Wer nach Hausmitteln gegen Schimmel sucht, denkt oft an Backpulver. Es wirkt auf den ersten Blick hilfreich: Das feine weiße Pulver dringt in poröse Fugen ein und kann den unangenehmen Schimmelgeruch vorübergehend überdecken. Doch was vielen nicht bewusst ist: Backpulver kann das Schimmelproblem langfristig sogar verschlimmern.

Der Grund liegt in der Zusammensetzung. Backpulver enthält sogenannte Stärkeverbindungen – ähnlich wie Mehl – die als Nahrung für Schimmelpilze dienen können. „Indem man Backpulver verwendet, versorgt man den Schimmel quasi mit Futter“, erklärt der Experte Glassl. Zwar wirkt das Pulver oberflächlich reinigend und trocknend, doch in Wirklichkeit schafft es ideale Bedingungen für neues Wachstum in den Wänden, Fugen oder Fliesen.

Besonders in feuchten Räumen wie Bädern oder Kellern ist Vorsicht geboten. Schimmel braucht nur Feuchtigkeit und Nährboden – beides kann durch falsche Reinigung ungewollt verstärkt werden.

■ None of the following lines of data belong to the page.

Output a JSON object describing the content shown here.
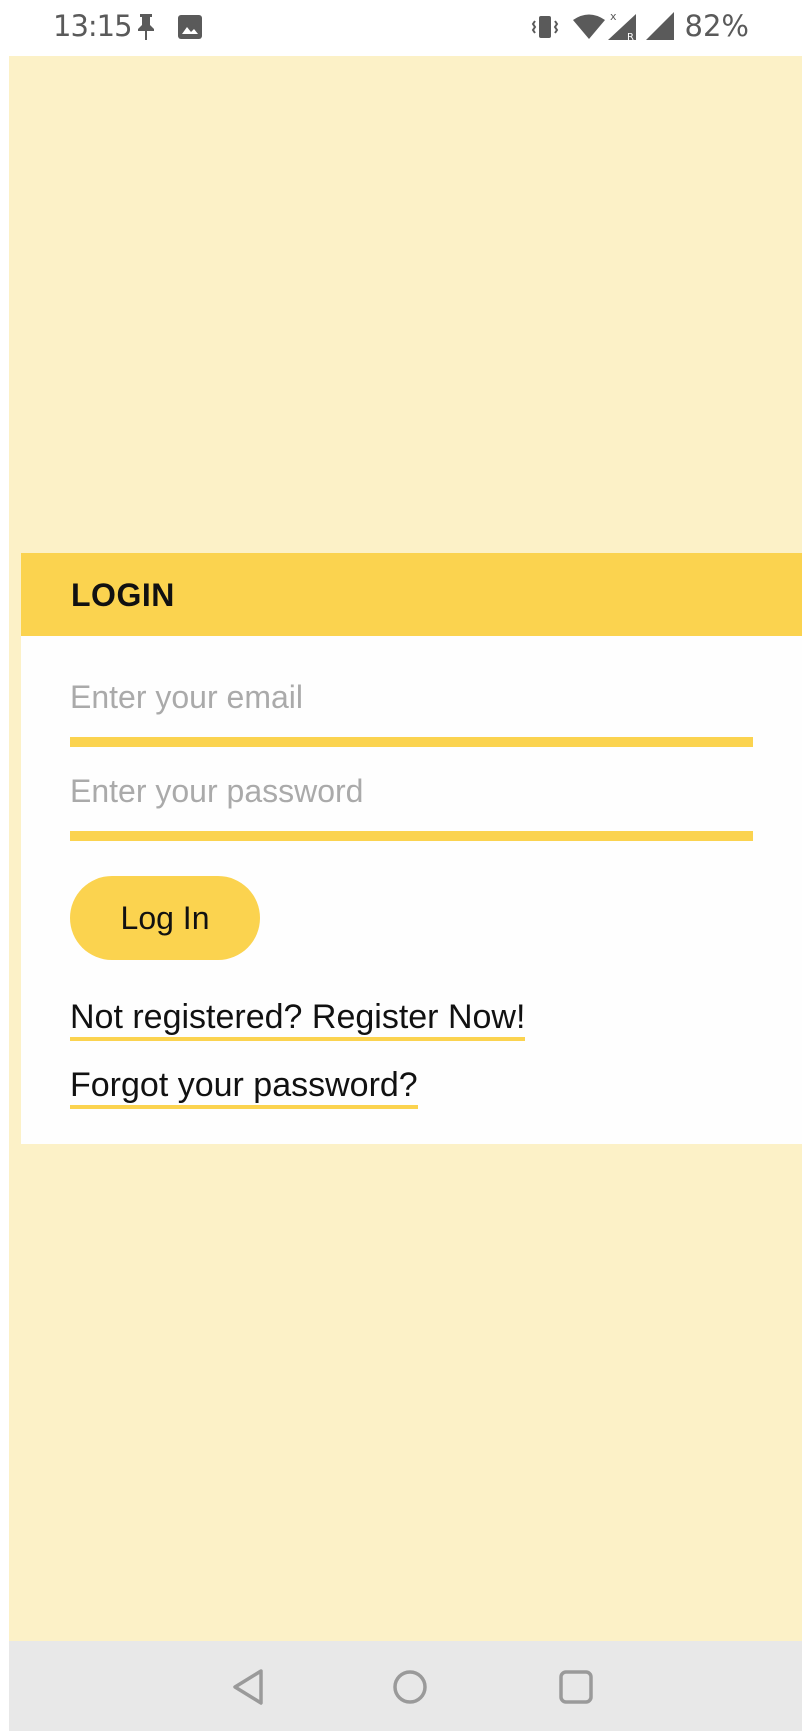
{
  "status_bar": {
    "time": "13:15",
    "battery": "82%",
    "icons": [
      "pin-icon",
      "image-icon",
      "vibrate-icon",
      "wifi-icon",
      "signal-roaming-icon",
      "signal-icon"
    ]
  },
  "login": {
    "title": "LOGIN",
    "email_placeholder": "Enter your email",
    "email_value": "",
    "password_placeholder": "Enter your password",
    "password_value": "",
    "submit_label": "Log In",
    "register_link": "Not registered? Register Now!",
    "forgot_link": "Forgot your password?"
  },
  "nav": {
    "back": "back-icon",
    "home": "home-icon",
    "recents": "recents-icon"
  },
  "colors": {
    "accent": "#fbd34f",
    "background": "#fcf1c7",
    "card": "#fefefe"
  }
}
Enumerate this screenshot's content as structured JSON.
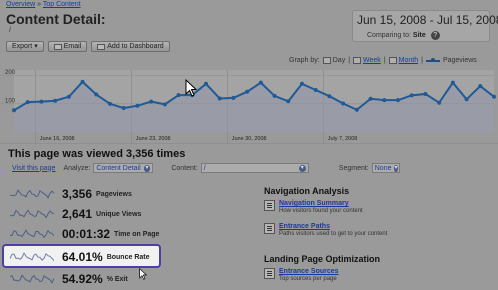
{
  "breadcrumb": {
    "overview": "Overview",
    "separator": "»",
    "top_content": "Top Content"
  },
  "page": {
    "title": "Content Detail:",
    "path": "/"
  },
  "date_range": {
    "dates": "Jun 15, 2008 - Jul 15, 2008",
    "comparing_label": "Comparing to:",
    "comparing_value": "Site"
  },
  "toolbar": {
    "export": "Export",
    "export_arrow": "▾",
    "email": "Email",
    "dashboard": "Add to Dashboard"
  },
  "graph_by": {
    "label": "Graph by:",
    "day": "Day",
    "week": "Week",
    "month": "Month",
    "metric": "Pageviews"
  },
  "chart_data": {
    "type": "line",
    "series": [
      {
        "name": "Pageviews",
        "values": [
          77,
          106,
          108,
          111,
          125,
          178,
          133,
          100,
          85,
          93,
          108,
          98,
          131,
          131,
          171,
          119,
          121,
          143,
          175,
          128,
          109,
          171,
          149,
          127,
          101,
          79,
          118,
          113,
          113,
          130,
          135,
          104,
          175,
          116,
          163,
          125
        ]
      }
    ],
    "ylim": [
      0,
      220
    ],
    "yticks": [
      "200",
      "100"
    ],
    "xticks": [
      {
        "label": "June 16, 2008",
        "index": 1
      },
      {
        "label": "June 23, 2008",
        "index": 8
      },
      {
        "label": "June 30, 2008",
        "index": 15
      },
      {
        "label": "July 7, 2008",
        "index": 22
      }
    ],
    "color": "#1f5a96"
  },
  "summary": {
    "heading": "This page was viewed 3,356 times",
    "visit_link": "Visit this page",
    "analyze_label": "Analyze:",
    "analyze_value": "Content Detail",
    "content_label": "Content:",
    "content_value": "/",
    "segment_label": "Segment:",
    "segment_value": "None"
  },
  "metrics": [
    {
      "value": "3,356",
      "label": "Pageviews"
    },
    {
      "value": "2,641",
      "label": "Unique Views"
    },
    {
      "value": "00:01:32",
      "label": "Time on Page"
    },
    {
      "value": "64.01%",
      "label": "Bounce Rate"
    },
    {
      "value": "54.92%",
      "label": "% Exit"
    }
  ],
  "nav_analysis": {
    "heading": "Navigation Analysis",
    "items": [
      {
        "title": "Navigation Summary",
        "desc": "How visitors found your content"
      },
      {
        "title": "Entrance Paths",
        "desc": "Paths visitors used to get to your content"
      }
    ]
  },
  "landing": {
    "heading": "Landing Page Optimization",
    "items": [
      {
        "title": "Entrance Sources",
        "desc": "Top sources per page"
      }
    ]
  },
  "colors": {
    "accent": "#1f5a96",
    "highlight_border": "#4d3fa6",
    "link": "#1a3b9c",
    "background": "#9a9a9a"
  }
}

Wer dauerhaft schimmelfrei bleiben möchte, sollte deshalb auf geprüfte Schimmelsanierer oder spezielle Anti-Schimmel-Präparate zurückgreifen, statt auf vermeintlich natürliche, aber riskante Hausmittel zu vertrauen.

Ein kurzfristiger Dufttrick reicht nicht aus. Die Bekämpfung von Schimmel erfordert eine systematische Herangehensweise – angefangen bei der Luftfeuchtigkeit, über die Belüftung bis hin zur richtigen Reinigung. Wer sparsam mit Hausmitteln wie Backpulver umgeht, schützt nicht nur seine Wände, sondern auch die eigene Gesundheit.